May 16, 2020 by David
Responsible for adding mandatory full-rate integrity protection to 5G networks is the 3GPP, a consortium that specifies the 5G standard in the form of releases. In particular, release 16, frozen in June, is the last chance to add mandatory integrity protection to the 5G specification. This is because release 16 is the first feature freeze release for the 5G NR Standalone radio layer. Adding security in a later release is an inadequate option, as backward compatibility weakens even newer releases. Thus, if mandatory full rate UP IP is not specified for release 16, we face 5G networks that are prone to sustainable attacks. There is a lot of back and forth on this topic. Integrity protection causes an additional overhead and that is always expensive. Let's have a look at the discussions.
Discussions
- The issue of missing integrity protection is known since March 2018 [1]. Some 3GPP documents even date back to 2006, stating that missing integrity protection can be a security problem [12].
- March 2020: To mitigate the threat of attacks in 5G networks, a large group of providers and some vendors have attempted to mandate integrity protection in the 5G specification [3,4].
- This attempt was postponed due to some vendors’ objection, mainly baseband vendors, e.g., Qualcomm, OPPO, and Samsung [5,6]. They argue that it is challenging to integrate full-rate integrity protection due to the performance requirements and need more technical discussion on a working group level [7].
- May: Another attempt tried to add mandatory full rate integrity protection [8,8a]. Again this was postponed (3GPP term “noted”) by the vendors [9,10,11].
What do we learn from this? Things are never easy! One the one side who would complain about better security? On the other side, who wants to invest additional resources for something that could be exploited through some very advanced attacks? I'm curious what we will end up with.
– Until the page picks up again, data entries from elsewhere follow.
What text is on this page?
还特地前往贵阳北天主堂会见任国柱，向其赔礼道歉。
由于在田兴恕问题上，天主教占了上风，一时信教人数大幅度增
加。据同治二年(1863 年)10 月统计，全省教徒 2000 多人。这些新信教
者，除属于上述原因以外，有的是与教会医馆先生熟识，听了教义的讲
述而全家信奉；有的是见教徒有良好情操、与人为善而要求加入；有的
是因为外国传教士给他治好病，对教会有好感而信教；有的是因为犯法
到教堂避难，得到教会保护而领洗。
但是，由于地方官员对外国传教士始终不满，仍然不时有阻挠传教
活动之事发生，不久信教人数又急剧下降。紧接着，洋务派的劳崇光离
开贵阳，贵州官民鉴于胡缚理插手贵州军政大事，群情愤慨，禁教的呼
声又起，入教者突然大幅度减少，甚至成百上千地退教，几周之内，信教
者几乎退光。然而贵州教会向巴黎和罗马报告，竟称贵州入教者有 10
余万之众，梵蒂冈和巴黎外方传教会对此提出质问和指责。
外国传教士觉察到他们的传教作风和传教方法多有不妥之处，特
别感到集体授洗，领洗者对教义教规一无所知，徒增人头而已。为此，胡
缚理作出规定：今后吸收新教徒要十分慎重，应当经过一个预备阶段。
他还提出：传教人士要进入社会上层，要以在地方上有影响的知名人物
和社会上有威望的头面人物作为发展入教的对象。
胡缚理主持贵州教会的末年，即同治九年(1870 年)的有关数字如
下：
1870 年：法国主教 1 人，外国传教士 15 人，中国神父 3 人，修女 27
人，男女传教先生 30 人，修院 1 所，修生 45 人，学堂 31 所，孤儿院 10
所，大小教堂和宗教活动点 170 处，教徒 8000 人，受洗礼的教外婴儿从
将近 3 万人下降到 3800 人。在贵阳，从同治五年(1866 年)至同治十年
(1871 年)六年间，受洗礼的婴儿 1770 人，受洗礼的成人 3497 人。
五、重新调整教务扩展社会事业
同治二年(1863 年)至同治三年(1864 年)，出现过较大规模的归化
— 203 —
The importance of integrity protection
May 15, 2020 by David
Integrity protection assures that an attacker cannot mess with packets in transit. While this is a standard feature for control plane data, we don't have the same protection for the user plane in 4G. When we look at attacks like aLTEr or IMP4GT, it becomes clear how severe the consequences of a user data manipulation could be. Let's have a look at both attacks.
DNS Spoofing with aLTEr
When opening a website, a user types a domain name into the browser and then waits for the page to load. What happens in the background is a DNS request, in which the browser asks at which address it can find the requested website. Such requests belong to the user plane and as we all know by now, it doesn't have any integrity protection when it comes to 4G. Because of that, an attacker can pick up the DNS request and manipulate the response. Let's assume we want to log in to a social media platform. But instead of the accurate response, we receive something that was changed by the adversary. The bogus response points to a phishing site that looks legitimate. We enter our login credentials and nothing happens. Maybe bad Internet connection? Don't know, let's try something else... The page didn't load and that's not too much of a problem, right? But the attacker now knows our username and password. That's bad!
Impersonation
The impersonation attack is even worse. Now the attacker goes crazy and brings a lot of equipment including a remote server that does the heavy lifting for all the computations we are going to need. Let's not go into detail with the attack, it's very complicated and would need its own blog. You can always refer to the paper for this! What's important to know: IMP4GT allows an attacker to fully impersonate a legitimate base station, in both directions. This means it's possible to intercept and decrypt packets meant for the victim, and to manipulate and change the packets that are sent towards the network. Although this is not trivial to implement, it shows how far an attacker can get just because the user plane of 4G lacks integrity protection.
Where are the good news?
I guess we all agree that this is not the end of the world, but it's also not an acceptable state for something as important as mobile communication. So the good news is that help might be on its way. With 5G we have the opportunity to improve things and make them better.